從國道事故看 自駕車定義、測試里程意義

僅僅在今年3月,國道就發生至少4起開啟駕駛輔助功能的自用小客車追撞工程車的事故,並造成一名施工人員死亡。此類事故涉及2個攸關行車安全的問題,首先是「自駕車」的定義。儘管特斯拉自2021年9月起開放部分北美車主一鍵下載「完全自動駕駛」(Full Self-Driving, FSD)Beta版,但這其實只是汽車工程學會(The Society of Automotive Engineers)於SAE J3016「道路機動車輛所用自駕系統相關詞彙分類及定義」的Level 2駕駛輔助功能,涉及廣告不實且未能盡到對消費者的告知義務,已經是監理機關必須正視的問題。

值得一提的是,美國加州法院於今年2月23日開庭審理一名特斯拉車主Kevin Riad於2019年12月駕駛Model S,使用自動輔助駕駛(Autopilot)功能,於下匝道後,突然高速闖紅燈並造成通過路口的本田自小客車駕駛人及乘客死亡一案。須注意的是,被起訴「駕車致人於死」(Vehicular Manslaughter)的是駕駛人Kevin Riad,而不是特斯拉。這很明確地說明了Level 2駕駛輔助功能的特點–啟用駕駛輔助功能後,駕駛人仍須全程雙手置於方向盤,並為任何相關事故負責。
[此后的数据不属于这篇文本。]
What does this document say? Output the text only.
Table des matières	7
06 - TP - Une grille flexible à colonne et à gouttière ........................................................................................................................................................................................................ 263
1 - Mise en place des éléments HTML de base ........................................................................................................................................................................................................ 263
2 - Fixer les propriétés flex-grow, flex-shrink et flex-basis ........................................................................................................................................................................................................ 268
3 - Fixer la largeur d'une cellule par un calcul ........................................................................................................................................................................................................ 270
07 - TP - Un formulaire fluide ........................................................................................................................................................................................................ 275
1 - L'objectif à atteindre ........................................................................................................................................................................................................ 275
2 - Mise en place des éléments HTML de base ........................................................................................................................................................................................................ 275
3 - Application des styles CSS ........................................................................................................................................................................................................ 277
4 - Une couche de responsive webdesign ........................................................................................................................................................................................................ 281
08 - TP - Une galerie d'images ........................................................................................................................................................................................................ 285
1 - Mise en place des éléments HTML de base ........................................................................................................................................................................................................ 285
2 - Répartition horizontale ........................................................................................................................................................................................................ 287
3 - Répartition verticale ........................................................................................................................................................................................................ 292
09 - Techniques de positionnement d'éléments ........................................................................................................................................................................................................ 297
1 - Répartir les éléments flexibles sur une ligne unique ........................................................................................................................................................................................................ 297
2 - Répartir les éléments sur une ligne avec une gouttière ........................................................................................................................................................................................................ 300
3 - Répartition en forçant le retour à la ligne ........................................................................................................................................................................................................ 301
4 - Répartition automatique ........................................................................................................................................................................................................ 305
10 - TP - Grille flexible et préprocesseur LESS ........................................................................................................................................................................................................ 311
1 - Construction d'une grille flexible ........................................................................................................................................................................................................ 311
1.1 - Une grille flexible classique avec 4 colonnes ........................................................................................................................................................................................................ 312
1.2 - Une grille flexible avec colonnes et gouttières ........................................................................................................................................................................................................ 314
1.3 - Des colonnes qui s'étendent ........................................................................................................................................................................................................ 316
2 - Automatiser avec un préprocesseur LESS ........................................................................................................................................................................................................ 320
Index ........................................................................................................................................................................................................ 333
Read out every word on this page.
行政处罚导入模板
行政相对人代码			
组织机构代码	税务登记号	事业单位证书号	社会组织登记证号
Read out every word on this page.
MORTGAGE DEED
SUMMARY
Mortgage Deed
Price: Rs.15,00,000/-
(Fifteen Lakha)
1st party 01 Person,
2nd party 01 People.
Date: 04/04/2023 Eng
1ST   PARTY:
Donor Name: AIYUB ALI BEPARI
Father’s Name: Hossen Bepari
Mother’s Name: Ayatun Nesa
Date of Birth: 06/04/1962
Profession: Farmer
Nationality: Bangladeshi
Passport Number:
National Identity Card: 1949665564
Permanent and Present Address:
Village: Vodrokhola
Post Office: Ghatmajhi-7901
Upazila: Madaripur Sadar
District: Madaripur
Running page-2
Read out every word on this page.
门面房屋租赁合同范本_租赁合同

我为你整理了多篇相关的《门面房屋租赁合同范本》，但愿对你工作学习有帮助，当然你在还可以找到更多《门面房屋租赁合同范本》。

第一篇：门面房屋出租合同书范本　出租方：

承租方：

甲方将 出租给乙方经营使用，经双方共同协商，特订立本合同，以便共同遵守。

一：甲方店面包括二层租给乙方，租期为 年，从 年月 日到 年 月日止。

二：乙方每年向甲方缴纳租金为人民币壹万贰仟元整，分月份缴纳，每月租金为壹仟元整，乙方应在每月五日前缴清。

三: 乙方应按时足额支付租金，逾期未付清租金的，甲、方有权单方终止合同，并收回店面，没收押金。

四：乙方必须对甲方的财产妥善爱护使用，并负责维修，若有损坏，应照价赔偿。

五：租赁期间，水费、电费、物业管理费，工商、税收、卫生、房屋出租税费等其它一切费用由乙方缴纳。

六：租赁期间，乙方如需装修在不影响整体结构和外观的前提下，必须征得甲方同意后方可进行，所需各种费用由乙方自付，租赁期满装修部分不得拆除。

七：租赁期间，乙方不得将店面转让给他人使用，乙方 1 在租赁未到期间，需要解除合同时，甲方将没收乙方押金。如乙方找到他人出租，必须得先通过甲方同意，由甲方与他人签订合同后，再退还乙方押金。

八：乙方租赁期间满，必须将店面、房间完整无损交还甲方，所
然而,不論是SAE J3016的Level 2駕駛輔助功能或是Level 3以上的自動駕駛,都可能會發生如同上述事故般無法識別加掛防撞架的蠍子車-即國道工程車,或是撞上交通錐或反光導標的事件。讓自駕車不知所措的,是「不熟悉」的場景。自駕車最終必須能在公路上行駛,而公路是一個有無數種組合的複雜系統,且當中包含許多極端的、罕見的、甚至未知的「邊緣案例」(edge cases)。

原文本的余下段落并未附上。